Omicidio volontario in concorso. È questa l'accusa finale contestata dal pubblico ministero di Cagliari, Gaetano Porcu, all'allevatore di Dolianova Joselito Marras, 53 anni, e al figlio Michael, di 28, in carcere da 11 mesi con l'accusa di aver ucciso i fratelli calabresi Davide e Massimo Mirabello, di 40 e 35 anni, nelle campagne del paese del sud Sardegna nel febbraio 2020.

Oggi il magistrato inquirente ha notificato l'avviso di conclusione delle indagini preliminari agli avvocati difensori Patrizio Rovelli e Maria Grazia Monni. Pochi giorni fa il medico legale incaricato dalla Procura aveva consegnato la sua relazione conclusiva in merito all'autopsia che aveva confermato come Davide Mirabello fosse morto immediatamente a causa di una fucilata, mentre il fratello avrebbe subito una frattura del cranio, con una conseguente emorragia che gli avrebbe fatto perdere i sensi. È probabile - aveva segnalato il medico legale - che nel momento in cui è stato abbandonato in campagna fosse ancora vivo e agonizzante. All'origine del fatto di sangue vi erano vecchi attriti tra i Marras e i Mirabello legati al pascolo del gregge.

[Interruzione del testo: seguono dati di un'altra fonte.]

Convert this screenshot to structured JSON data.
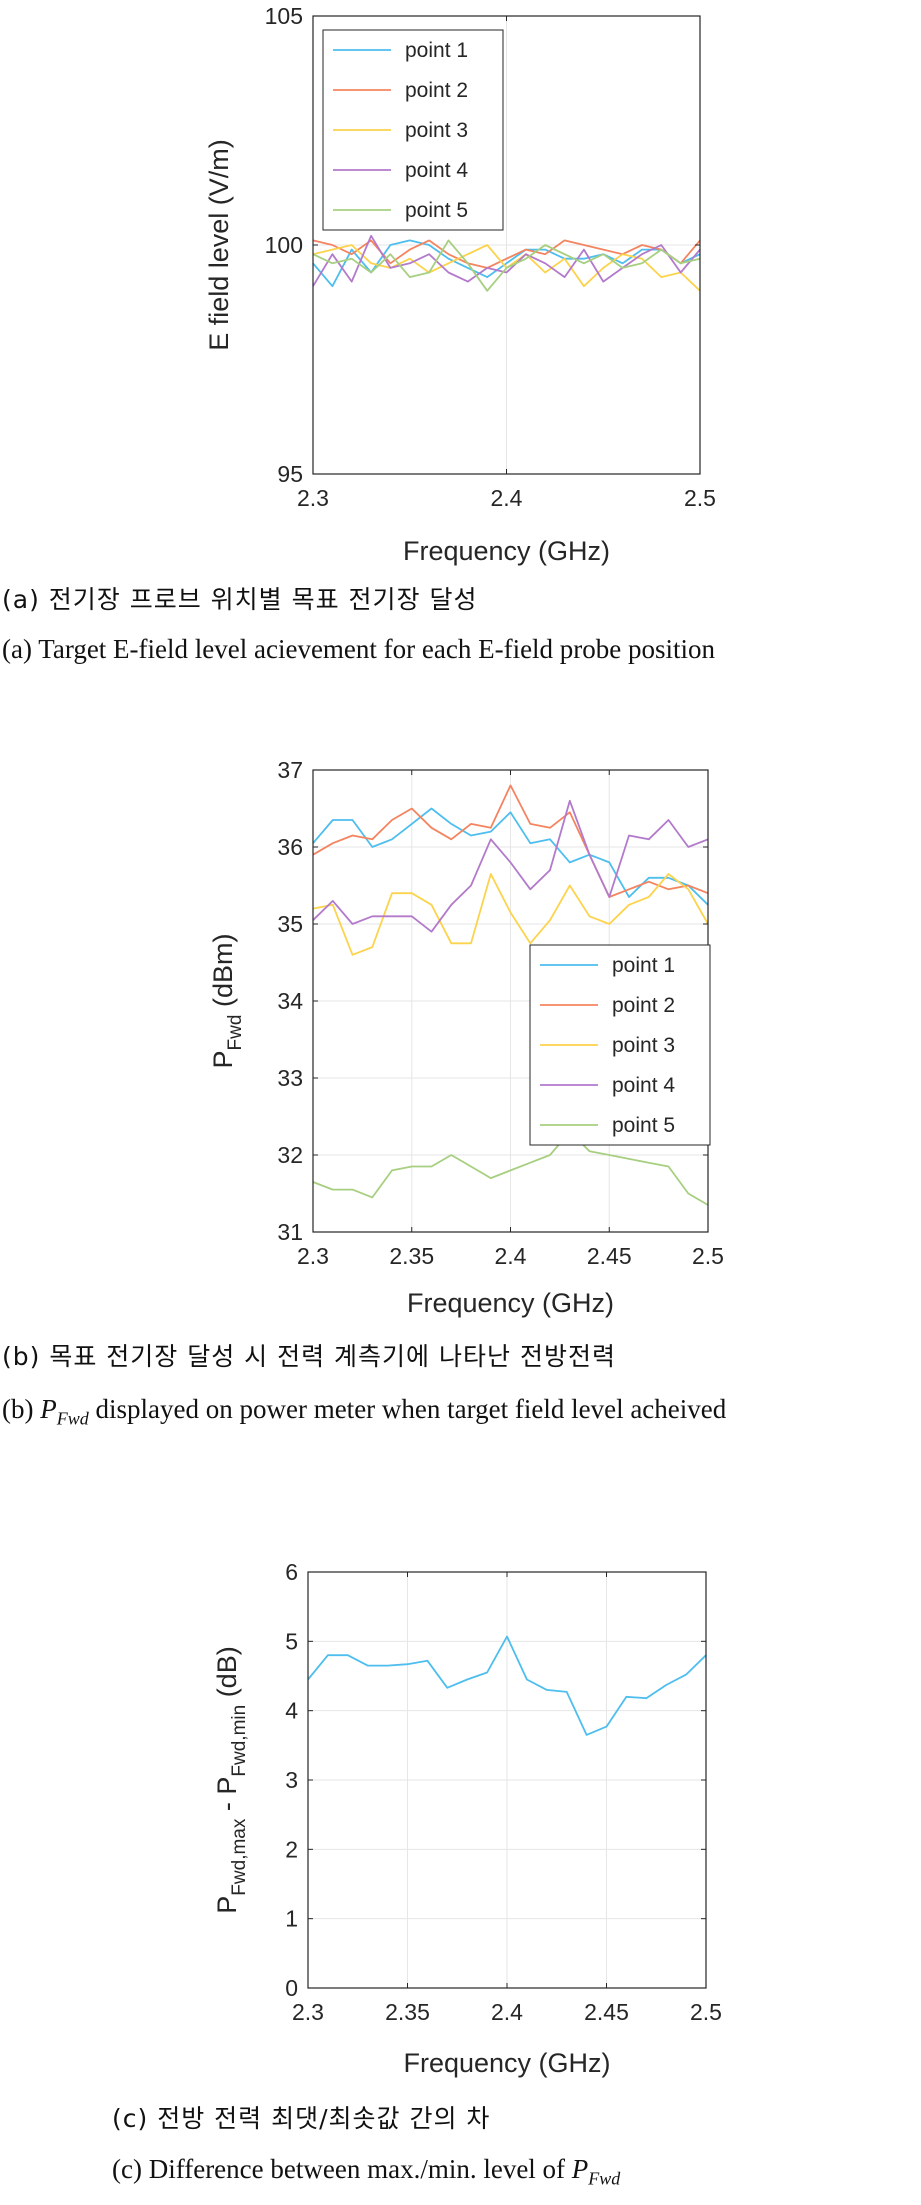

Prima litigi, poi accuse sull'uccisione di un cane, l'incendio di una Ape Piaggio e di un capanno e, infine, una brutale aggressione ai danni di Michael Marras. Il 9 febbraio dello scorso anno, poi, i due fratelli calabresi scompaiono nel nulla: i carabinieri impiegano settimane a chiudere il cerchio su Joselito Marras e sul figlio che poi vengono arrestati. Il padre alla fine confessa e fa ritrovare i corpi, ma scagiona il figlio dall'omicidio. Per ora il pm Pocru non ha creduto a quell'assunzione di responsabilità, contestando il concorso nell'omicidio - ma non la premeditazione - ad entrambi. Il compaesano Stefano Mura, 43 anni, è invece accusato di favoreggiamento personale per aver detto di aver trovato un coltello il giorno del delitto, ma - secondo l'accusa - averne consegnato un altro ai carabinieri.